When I started this project, I didn’t know it would turn out to be so expensive. The first step was to prepare the land, and then plant and raise mangrove saplings on all four sides of the pond. In order to make some income, I grew fish in the pond. I didn’t know anything about fish farming then. So I consulted experts in the field. Later, I learnt a lot from my practical experience. Today there are nine species of mangroves here. Initially, I couldn’t even recognize one. So the mangroves grew on all sides of the bund. Then I planted cashew trees and coconut palms. These three activities went on simultaneously – in water and on land.

Thereafter, close to the house, I constructed a cow shed and grew indigenous species of cow, goat, hen, duck and so on, as part of integrated farming. But all that ran into losses. So I had to give them up. Fish farming was profitable right from the beginning. I had to introduce small fry into the pond only in the first couple of years. Later they grew, their numbers multiplied, and that continues to this day.

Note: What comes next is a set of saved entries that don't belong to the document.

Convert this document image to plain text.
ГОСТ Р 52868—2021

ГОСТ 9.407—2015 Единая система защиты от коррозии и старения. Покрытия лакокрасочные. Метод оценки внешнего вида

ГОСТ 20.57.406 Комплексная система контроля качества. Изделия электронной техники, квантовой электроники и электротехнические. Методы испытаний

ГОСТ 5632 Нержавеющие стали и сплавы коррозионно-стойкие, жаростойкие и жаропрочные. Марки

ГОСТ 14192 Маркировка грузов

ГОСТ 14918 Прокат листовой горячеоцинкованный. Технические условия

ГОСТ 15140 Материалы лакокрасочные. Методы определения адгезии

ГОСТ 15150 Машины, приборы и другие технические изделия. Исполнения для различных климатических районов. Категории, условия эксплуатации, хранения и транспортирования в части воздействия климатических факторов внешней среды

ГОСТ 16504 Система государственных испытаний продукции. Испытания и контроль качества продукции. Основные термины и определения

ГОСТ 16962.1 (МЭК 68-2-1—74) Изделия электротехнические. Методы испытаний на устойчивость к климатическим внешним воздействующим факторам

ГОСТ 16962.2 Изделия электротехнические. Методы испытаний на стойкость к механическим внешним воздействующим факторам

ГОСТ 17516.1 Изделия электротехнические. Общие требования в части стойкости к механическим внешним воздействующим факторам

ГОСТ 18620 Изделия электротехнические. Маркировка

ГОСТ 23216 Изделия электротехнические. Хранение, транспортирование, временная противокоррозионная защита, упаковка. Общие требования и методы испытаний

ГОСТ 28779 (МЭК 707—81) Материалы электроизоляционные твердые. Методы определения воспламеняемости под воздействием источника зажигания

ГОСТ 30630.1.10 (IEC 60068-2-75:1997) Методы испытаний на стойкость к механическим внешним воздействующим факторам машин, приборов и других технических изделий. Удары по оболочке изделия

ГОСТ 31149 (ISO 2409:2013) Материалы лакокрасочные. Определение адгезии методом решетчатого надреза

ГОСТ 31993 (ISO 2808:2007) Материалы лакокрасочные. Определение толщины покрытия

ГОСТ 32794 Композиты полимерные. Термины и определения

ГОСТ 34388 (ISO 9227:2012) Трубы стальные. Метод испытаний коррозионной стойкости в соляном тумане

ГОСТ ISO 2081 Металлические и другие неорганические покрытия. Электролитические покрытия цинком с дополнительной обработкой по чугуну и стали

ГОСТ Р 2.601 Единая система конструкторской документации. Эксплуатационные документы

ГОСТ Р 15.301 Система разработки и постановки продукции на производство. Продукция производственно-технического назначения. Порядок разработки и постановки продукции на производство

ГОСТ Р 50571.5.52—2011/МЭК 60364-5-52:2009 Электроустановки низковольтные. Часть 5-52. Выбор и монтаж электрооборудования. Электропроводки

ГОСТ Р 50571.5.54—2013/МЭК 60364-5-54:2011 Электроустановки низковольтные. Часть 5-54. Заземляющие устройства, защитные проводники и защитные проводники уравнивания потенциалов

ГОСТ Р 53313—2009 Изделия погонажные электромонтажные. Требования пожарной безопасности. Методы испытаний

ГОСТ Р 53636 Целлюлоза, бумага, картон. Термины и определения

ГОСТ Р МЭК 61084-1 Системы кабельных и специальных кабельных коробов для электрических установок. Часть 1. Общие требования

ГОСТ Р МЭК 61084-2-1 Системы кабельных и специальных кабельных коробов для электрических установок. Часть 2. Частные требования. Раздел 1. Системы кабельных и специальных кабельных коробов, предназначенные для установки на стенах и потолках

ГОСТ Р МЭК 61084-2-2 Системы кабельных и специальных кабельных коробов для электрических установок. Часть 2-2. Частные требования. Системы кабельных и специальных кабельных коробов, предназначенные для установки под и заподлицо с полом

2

As for the mangroves, after seven or eight years, I started getting seeds from the plants. I raised the saplings and began to sell them. Now, I’ve succeeded in creating a productive ecosystem. Compared to other plants, mangroves absorb 5 % more carbon from the atmosphere and keep it underground. So there is carbon credit at work here, although it is not popular in Kerala or India as of now. If I were to get it, I would be a millionaire! As per current international standards, one-and-a-half tonnes of carbon from one hectare of land gets sequestrated. And the value is five to ten US dollars per tonne of carbon. I hope to get that credit someday.

There is tourist potential here. There are two ways of viewing this place. One, where revival of environment has been accomplished by putting up mangroves and generating income from it. Two, as a study centre where children and interested people can come to learn more about mangroves. We have fixed charges for the visits – Rs 1,000 for a students’ group of 50-60 individuals, and Rs 2,500 for a small group and the fee includes permission for videography too.

The corona pandemic caused substantial losses. So we turned to farm tourism as a last resort. Earlier, I had no plans to let this place out for tourism. But now, I want to convert this into a tourism product. I get good support from the local panchayat. In fact, the panchayat office encourages people to make visits to this place.

The work that Mr Anil Kumar has done is not something that common people can do. His academic and professional backgrounds as well as his contacts with high officials in the farming and other sectors have played a role in his success. But if Nature is not maintained properly, Kerala will cease to exist. Even today, Nature is all that Kerala can call its own. Let there be more people like him to take care of it. Our attempt is to build a network of such like-minded people. Let me thank him for the time he set aside for us. See you shortly.